Uit de overgelegde stukken en het behandelde ter zitting is gebleken dat het vermoeden bestaat dat betrokkene een depressieve stemmingsstoornis heeft, naast de neurobiologische ontwikkelingsstoornissen en persoonlijkheidsproblematiek, waar betrokkene mee bekend is.

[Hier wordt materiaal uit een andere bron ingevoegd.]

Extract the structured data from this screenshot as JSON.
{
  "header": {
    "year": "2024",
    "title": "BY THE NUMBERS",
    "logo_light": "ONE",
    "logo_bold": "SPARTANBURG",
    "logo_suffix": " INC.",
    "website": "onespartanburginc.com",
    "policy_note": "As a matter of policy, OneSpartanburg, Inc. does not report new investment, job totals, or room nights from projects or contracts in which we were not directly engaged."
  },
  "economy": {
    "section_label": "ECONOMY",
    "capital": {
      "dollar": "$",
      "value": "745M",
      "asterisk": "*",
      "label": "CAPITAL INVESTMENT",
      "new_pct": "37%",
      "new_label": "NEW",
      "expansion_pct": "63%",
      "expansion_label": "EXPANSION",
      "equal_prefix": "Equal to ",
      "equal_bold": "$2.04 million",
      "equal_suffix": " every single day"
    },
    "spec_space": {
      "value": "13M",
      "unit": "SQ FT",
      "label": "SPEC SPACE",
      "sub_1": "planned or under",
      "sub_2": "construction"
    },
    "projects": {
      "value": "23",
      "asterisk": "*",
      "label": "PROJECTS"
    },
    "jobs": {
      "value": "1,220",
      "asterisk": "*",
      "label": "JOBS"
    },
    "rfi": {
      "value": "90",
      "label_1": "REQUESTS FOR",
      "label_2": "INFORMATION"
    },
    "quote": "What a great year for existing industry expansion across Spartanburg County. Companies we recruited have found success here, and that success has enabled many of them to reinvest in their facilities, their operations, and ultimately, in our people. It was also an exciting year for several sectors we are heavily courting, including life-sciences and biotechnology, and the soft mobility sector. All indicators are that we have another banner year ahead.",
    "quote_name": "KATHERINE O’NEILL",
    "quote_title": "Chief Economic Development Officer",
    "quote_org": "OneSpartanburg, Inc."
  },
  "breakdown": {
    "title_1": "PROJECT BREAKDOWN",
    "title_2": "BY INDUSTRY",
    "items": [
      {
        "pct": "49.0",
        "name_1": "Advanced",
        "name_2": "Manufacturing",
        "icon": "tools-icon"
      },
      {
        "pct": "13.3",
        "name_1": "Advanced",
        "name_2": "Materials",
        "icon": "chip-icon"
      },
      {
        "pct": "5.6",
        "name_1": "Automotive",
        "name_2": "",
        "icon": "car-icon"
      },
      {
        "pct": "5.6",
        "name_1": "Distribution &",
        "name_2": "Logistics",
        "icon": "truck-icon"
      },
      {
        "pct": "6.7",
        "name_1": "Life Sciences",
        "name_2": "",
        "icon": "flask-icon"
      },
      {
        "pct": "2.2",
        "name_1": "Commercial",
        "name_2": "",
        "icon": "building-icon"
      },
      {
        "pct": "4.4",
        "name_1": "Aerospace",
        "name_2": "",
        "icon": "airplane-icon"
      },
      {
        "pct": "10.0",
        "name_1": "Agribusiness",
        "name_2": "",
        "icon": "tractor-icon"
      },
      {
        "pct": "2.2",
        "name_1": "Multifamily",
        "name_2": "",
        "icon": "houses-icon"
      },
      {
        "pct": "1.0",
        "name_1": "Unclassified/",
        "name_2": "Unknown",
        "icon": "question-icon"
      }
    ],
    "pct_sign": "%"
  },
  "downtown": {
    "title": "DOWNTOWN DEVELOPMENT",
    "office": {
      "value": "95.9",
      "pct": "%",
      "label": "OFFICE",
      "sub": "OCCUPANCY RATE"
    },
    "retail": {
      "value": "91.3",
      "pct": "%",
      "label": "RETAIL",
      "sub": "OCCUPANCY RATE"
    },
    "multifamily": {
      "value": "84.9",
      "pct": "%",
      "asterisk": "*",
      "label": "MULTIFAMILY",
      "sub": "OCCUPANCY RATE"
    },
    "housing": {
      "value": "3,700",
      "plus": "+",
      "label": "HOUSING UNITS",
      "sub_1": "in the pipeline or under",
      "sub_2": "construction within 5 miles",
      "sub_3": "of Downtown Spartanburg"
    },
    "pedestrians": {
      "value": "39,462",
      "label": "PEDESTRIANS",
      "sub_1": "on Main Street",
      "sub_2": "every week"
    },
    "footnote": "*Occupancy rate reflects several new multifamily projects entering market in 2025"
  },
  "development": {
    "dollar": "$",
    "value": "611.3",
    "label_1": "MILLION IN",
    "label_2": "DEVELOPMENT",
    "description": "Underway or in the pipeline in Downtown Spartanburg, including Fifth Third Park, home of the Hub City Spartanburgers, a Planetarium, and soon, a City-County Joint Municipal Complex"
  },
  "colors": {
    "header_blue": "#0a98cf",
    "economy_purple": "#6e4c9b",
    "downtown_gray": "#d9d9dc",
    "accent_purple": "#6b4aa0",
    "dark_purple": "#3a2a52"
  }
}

De rechtbank komt evenwel tot een afwijzing van het verzoek omdat er naar haar oordeel voor het bestaan van een uit de psychiatrische problematiek voortvloeiend onmiddellijk dreigend ernstig nadeel in de vorm van levensgevaar door suïcidaliteit onvoldoende aanknopingspunten zijn. Er hebben zich in het verleden immers geen concrete feiten voorgedaan die een dreigende suïcide voldoende onderbouwen. De overgelegde politiemutaties vermelden op dit punt niets. De medische verklaring vermeldt dat het risico op suïcide niet goed is in te schatten, wat de arts ter zitting beaamt. De verpleegkundige ervaart een ‘niet pluis gevoel’ na gesprekken met de betrokkene. Dit alles is evenwel onvoldoende om vast te stellen dat bij betrokkene sprake is van een reëel te veronderstellen suïcidewens die zodanig acuut dreigend is dat een gedwongen opname in een gesloten setting noodzakelijk is.

Beslissing

De rechtbank:
wijst af het verzoek tot het verlenen van een machtiging tot voortzetting van de crisismaatregel
Deze beschikking is gegeven door mr. H.M. Boone, rechter, bijgestaan door mr. B.M. van Leeuwen als griffier, en uitgesproken ter openbare zitting van 05 juni 2020.
De schriftelijke uitwerking van deze beschikking is vastgesteld op 8 juni 2020.
Tegen deze beschikking staat het rechtsmiddel van cassatie open.